Yok diyorum ihtilal falan virüs var, o yüzden bizim yaşımızdakiler belli saatlerde dışarıya çıkabiliyor ancak. Anlamıyor dinine yandığım, her günün sabahı aynı şeyi anlatmaktan bıktım usandım akıdeş. Geçen gün banyoya girdim, giyinmiş kuşanmış  güne gidiyorum diye çıkmış gitmiş evden. Oğul uşak, torun torba aramadık yer koymadık. Candoğan Parkı’nda otururken bulduk en sonunda. Bir bakıyosun cin gibi çalışıyor kafası, bir bakıyosun beni bile hatırlamıyor. Akşama kadar süpürge çalıştırıyor, aynı yerleri tekrar tekrar süpürüyor, kar kış yağmur demeden camları siliyo

r. Haberleri izlemek istiyorum bir çenesi açılıyor, o niye öyle olmuş kim söylemiş falan filan. Vallahi canımdan bezdim akideş. Gitcem yatcem huzurevine oh mis gibi. Şu tatlı canımdan bezdim akıdeş. Goyverin beni gideyim.

Musa Amca bunları söylediği sırada ortanca oğlu geldi. Babasının yanına tıpkı onun oturduğu gibi bir ayağını uzatıp oturdu.

“Ne oldu yine baba?”

“Ne olacak oğlum. Her gün olan şeyler. Huzur evine götürün beni dayanamıyom gari.”

“Hiç öyle şey olur mu baba? Kalk hadi eve gidelim, hava soğuk hem de yasak var.”

“Yasağının ta …. goyım. Bıktım diyom len bıktım.”

“Yapma baba, annem hasta biliyorsun.”

“Nasıl hastalıkmış bu böyle.” dedi sesi titreyerek Musa Amca.

Gözünden iri iri yaşlar dökülmeye başlarken devam etti:

“Beş yaşında bir çocuk kadar aklı kalmıyor bazı zaman. Dermanı, hapı, ilacı yok mu bunun oğlum?”

“Doktorun söylediklerini sen de biliyorsun baba.”

“Götürün beni huzurevine. O eve geri dönmem.”

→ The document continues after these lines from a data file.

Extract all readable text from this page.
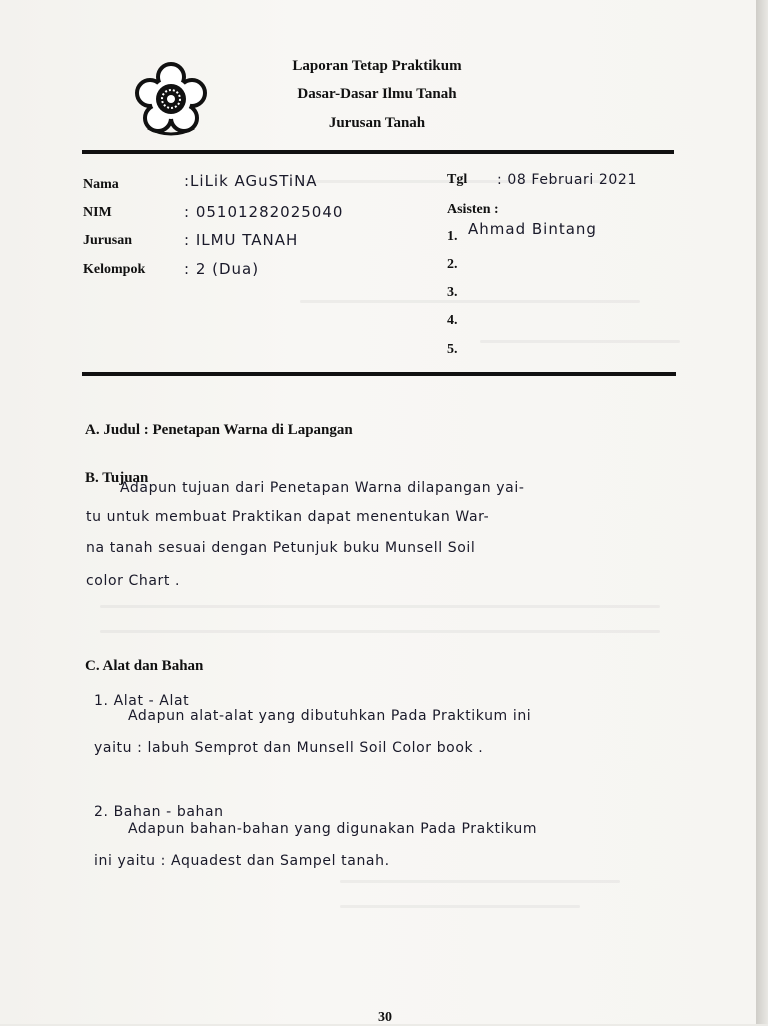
Laporan Tetap Praktikum
Dasar-Dasar Ilmu Tanah
Jurusan Tanah
Nama	:LiLik AGuSTiNA
NIM	: 05101282025040
Jurusan	: ILMU TANAH
Kelompok	: 2 (Dua)
Tgl : 08 Februari 2021
Asisten :
1. Ahmad Bintang
2.
3.
4.
5.
A. Judul : Penetapan Warna di Lapangan
B. Tujuan
Adapun tujuan dari Penetapan Warna dilapangan yai-
tu untuk membuat Praktikan dapat menentukan War-
na tanah sesuai dengan Petunjuk buku Munsell Soil
color Chart .
C. Alat dan Bahan
1. Alat - Alat
Adapun alat-alat yang dibutuhkan Pada Praktikum ini
yaitu : labuh Semprot dan Munsell Soil Color book .
2. Bahan - bahan
Adapun bahan-bahan yang digunakan Pada Praktikum
ini yaitu : Aquadest dan Sampel tanah.
30
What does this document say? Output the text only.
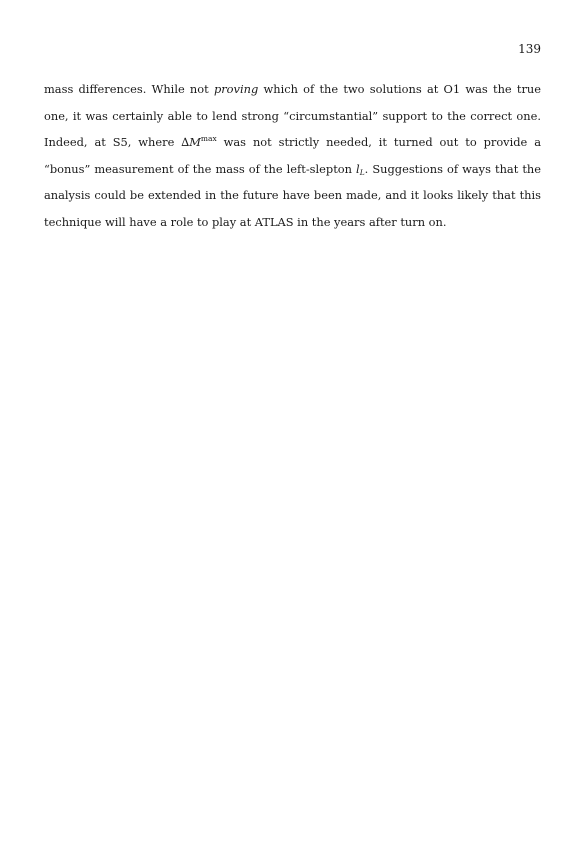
139

mass differences. While not proving which of the two solutions at O1 was the true one, it was certainly able to lend strong “circumstantial” support to the correct one. Indeed, at S5, where $\Delta M^{max}$ was not strictly needed, it turned out to provide a “bonus” measurement of the mass of the left-slepton $l_L$. Suggestions of ways that the analysis could be extended in the future have been made, and it looks likely that this technique will have a role to play at ATLAS in the years after turn on.
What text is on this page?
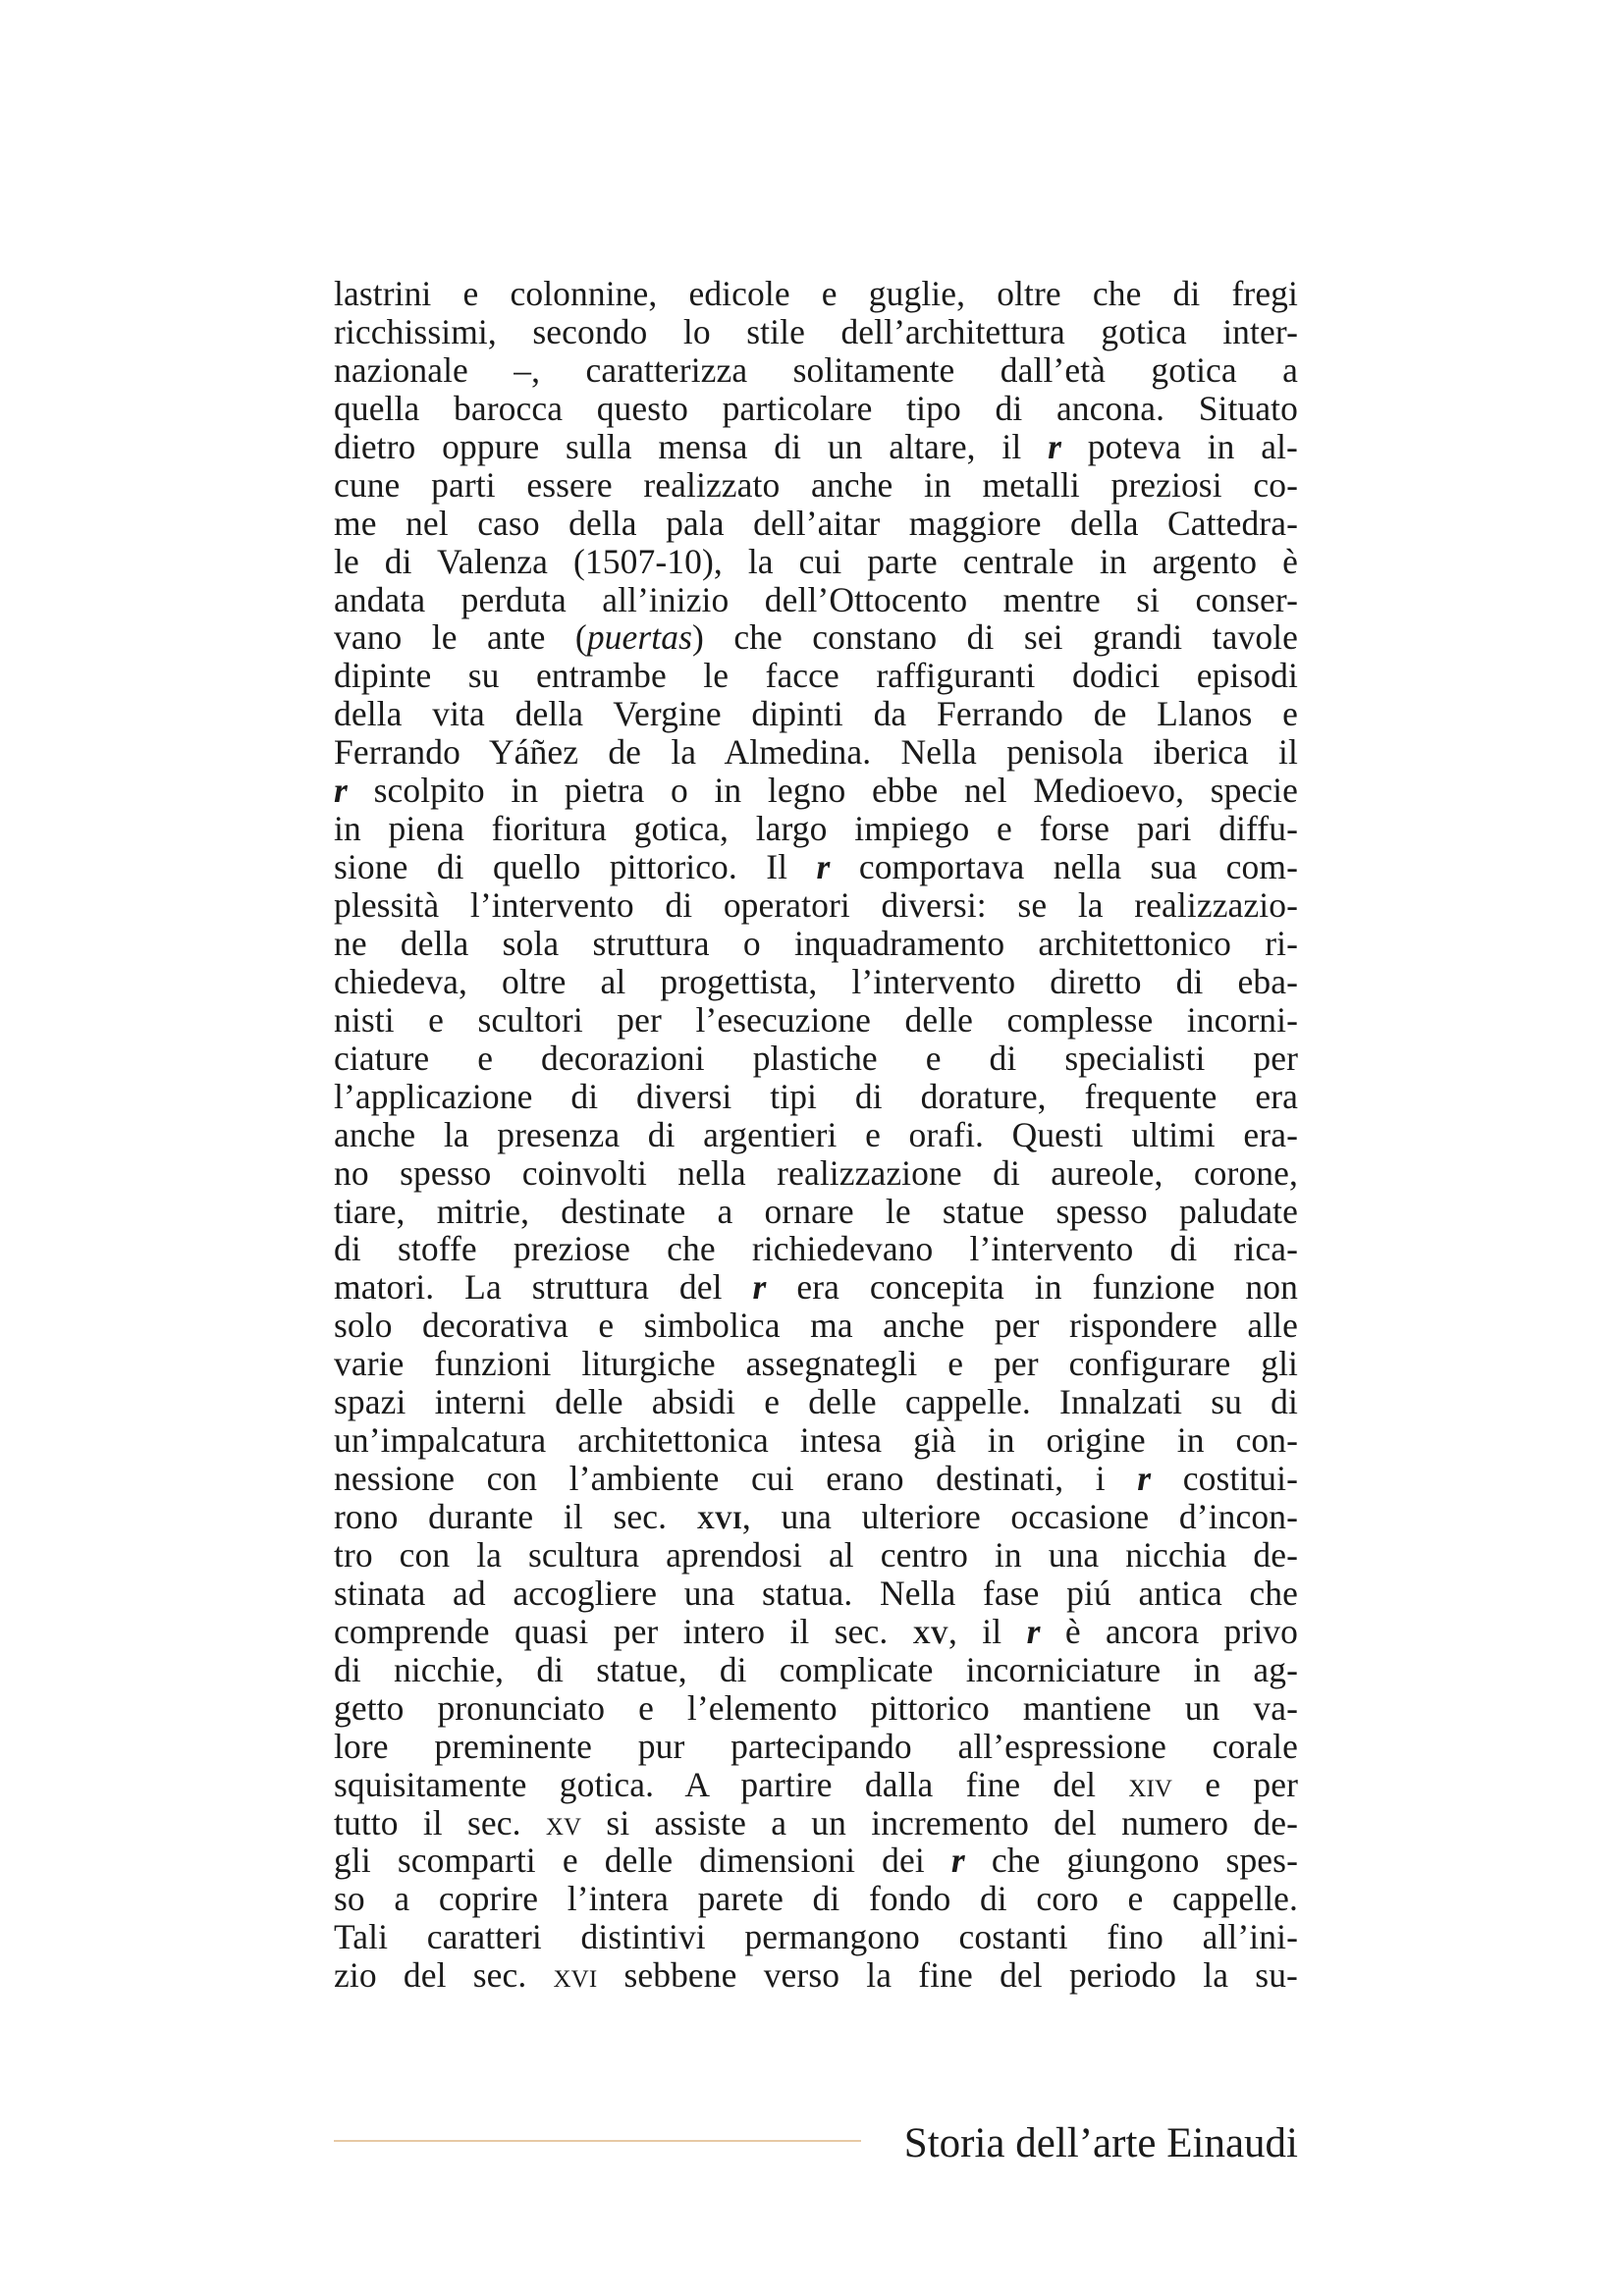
lastrini e colonnine, edicole e guglie, oltre che di fregi
ricchissimi, secondo lo stile dell’architettura gotica inter-
nazionale –, caratterizza solitamente dall’età gotica a
quella barocca questo particolare tipo di ancona. Situato
dietro oppure sulla mensa di un altare, il r poteva in al-
cune parti essere realizzato anche in metalli preziosi co-
me nel caso della pala dell’aitar maggiore della Cattedra-
le di Valenza (1507-10), la cui parte centrale in argento è
andata perduta all’inizio dell’Ottocento mentre si conser-
vano le ante (puertas) che constano di sei grandi tavole
dipinte su entrambe le facce raffiguranti dodici episodi
della vita della Vergine dipinti da Ferrando de Llanos e
Ferrando Yáñez de la Almedina. Nella penisola iberica il
r scolpito in pietra o in legno ebbe nel Medioevo, specie
in piena fioritura gotica, largo impiego e forse pari diffu-
sione di quello pittorico. Il r comportava nella sua com-
plessità l’intervento di operatori diversi: se la realizzazio-
ne della sola struttura o inquadramento architettonico ri-
chiedeva, oltre al progettista, l’intervento diretto di eba-
nisti e scultori per l’esecuzione delle complesse incorni-
ciature e decorazioni plastiche e di specialisti per
l’applicazione di diversi tipi di dorature, frequente era
anche la presenza di argentieri e orafi. Questi ultimi era-
no spesso coinvolti nella realizzazione di aureole, corone,
tiare, mitrie, destinate a ornare le statue spesso paludate
di stoffe preziose che richiedevano l’intervento di rica-
matori. La struttura del r era concepita in funzione non
solo decorativa e simbolica ma anche per rispondere alle
varie funzioni liturgiche assegnategli e per configurare gli
spazi interni delle absidi e delle cappelle. Innalzati su di
un’impalcatura architettonica intesa già in origine in con-
nessione con l’ambiente cui erano destinati, i r costitui-
rono durante il sec. xvi, una ulteriore occasione d’incon-
tro con la scultura aprendosi al centro in una nicchia de-
stinata ad accogliere una statua. Nella fase piú antica che
comprende quasi per intero il sec. xv, il r è ancora privo
di nicchie, di statue, di complicate incorniciature in ag-
getto pronunciato e l’elemento pittorico mantiene un va-
lore preminente pur partecipando all’espressione corale
squisitamente gotica. A partire dalla fine del xiv e per
tutto il sec. xv si assiste a un incremento del numero de-
gli scomparti e delle dimensioni dei r che giungono spes-
so a coprire l’intera parete di fondo di coro e cappelle.
Tali caratteri distintivi permangono costanti fino all’ini-
zio del sec. xvi sebbene verso la fine del periodo la su-
Storia dell’arte Einaudi
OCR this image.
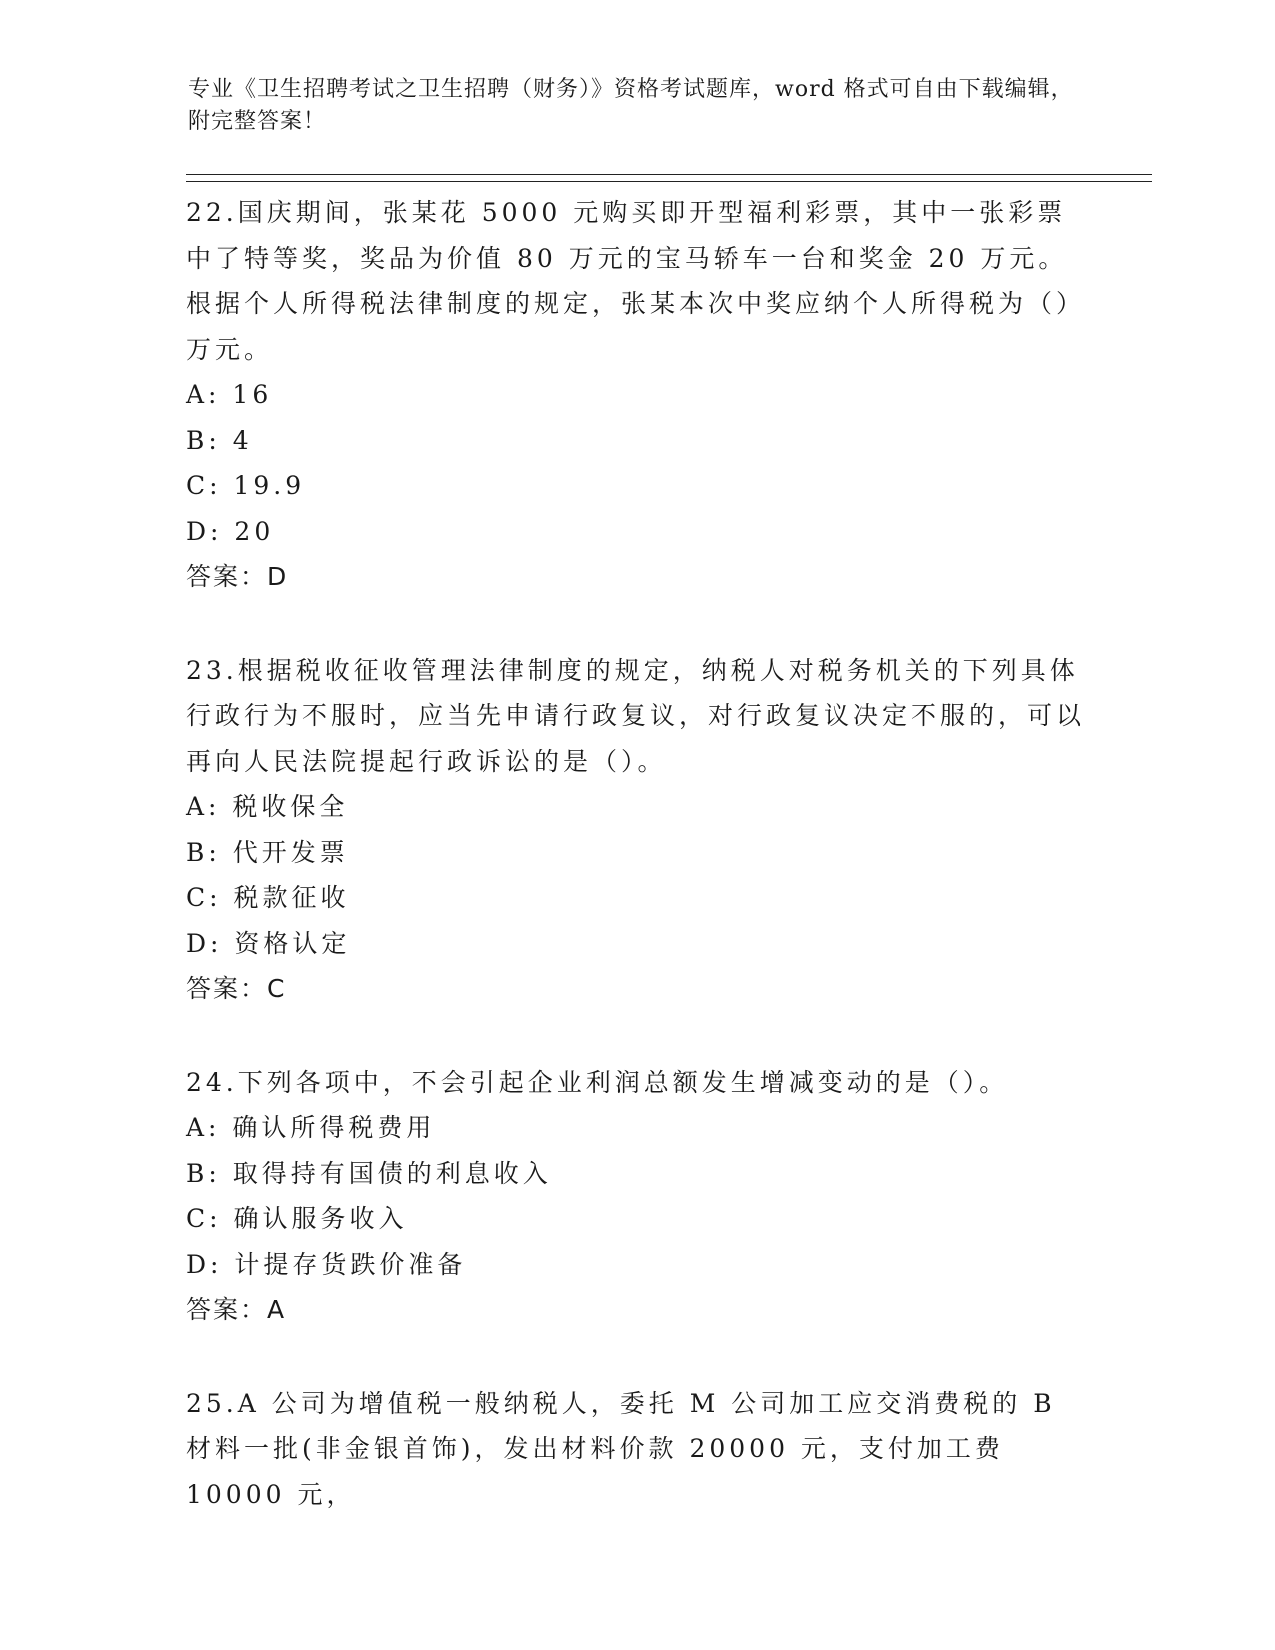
专业《卫生招聘考试之卫生招聘（财务）》资格考试题库，word 格式可自由下载编辑，附完整答案！
22.国庆期间，张某花 5000 元购买即开型福利彩票，其中一张彩票中了特等奖，奖品为价值 80 万元的宝马轿车一台和奖金 20 万元。根据个人所得税法律制度的规定，张某本次中奖应纳个人所得税为（）万元。
A: 16
B: 4
C: 19.9
D: 20
答案：D
23.根据税收征收管理法律制度的规定，纳税人对税务机关的下列具体行政行为不服时，应当先申请行政复议，对行政复议决定不服的，可以再向人民法院提起行政诉讼的是（）。
A: 税收保全
B: 代开发票
C: 税款征收
D: 资格认定
答案：C
24.下列各项中，不会引起企业利润总额发生增减变动的是（）。
A: 确认所得税费用
B: 取得持有国债的利息收入
C: 确认服务收入
D: 计提存货跌价准备
答案：A
25.A 公司为增值税一般纳税人，委托 M 公司加工应交消费税的 B 材料一批(非金银首饰)，发出材料价款 20000 元，支付加工费 10000 元，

O sırada küçük oğlan da gelmişti yanlarına. 3 oğlu ve 1 kızı vardı Musa Amca’nın. Hepsi de evlenip ayrılmışlardı yanlarından. İki kardeş ne yaptı ne ettiyse oturduğu yerden kaldıramadılar babalarını. “Huzur evine gidicem.” diyor başka da bir şey demiyordu. Musa amcanın kahve arkadaşı olan aile dostları Bahri Bey olayı duyunca koşup gelmişti yanına. Kahveler açıkken her gün görüşürler dertleşirlerdi. Elini Musa Amca’nın omzuna koydu:

“Kalk hadi akideş kalk da eve gidelim. Bizimkini aradım o da sizin eve geçmiş. Birer kahve içelim sizde.” dedi.

“Ölürüm de gitmem o eve. Huzurevine götürün beni  Bahri.”

“Etini yedin yedin de kemiğini sıyırıp atıvecen mi akideş.” diye cevap verdi Bahri Bey.

“Onu değil kendimi atıyom ben. Onu böyle görmeye dayanamıyom akideş. Dayanamıyom anladınız mı, yüreğim kaldırmıyor. Götürün beni huzur evine.” diye yeniden ağlamaya başladı.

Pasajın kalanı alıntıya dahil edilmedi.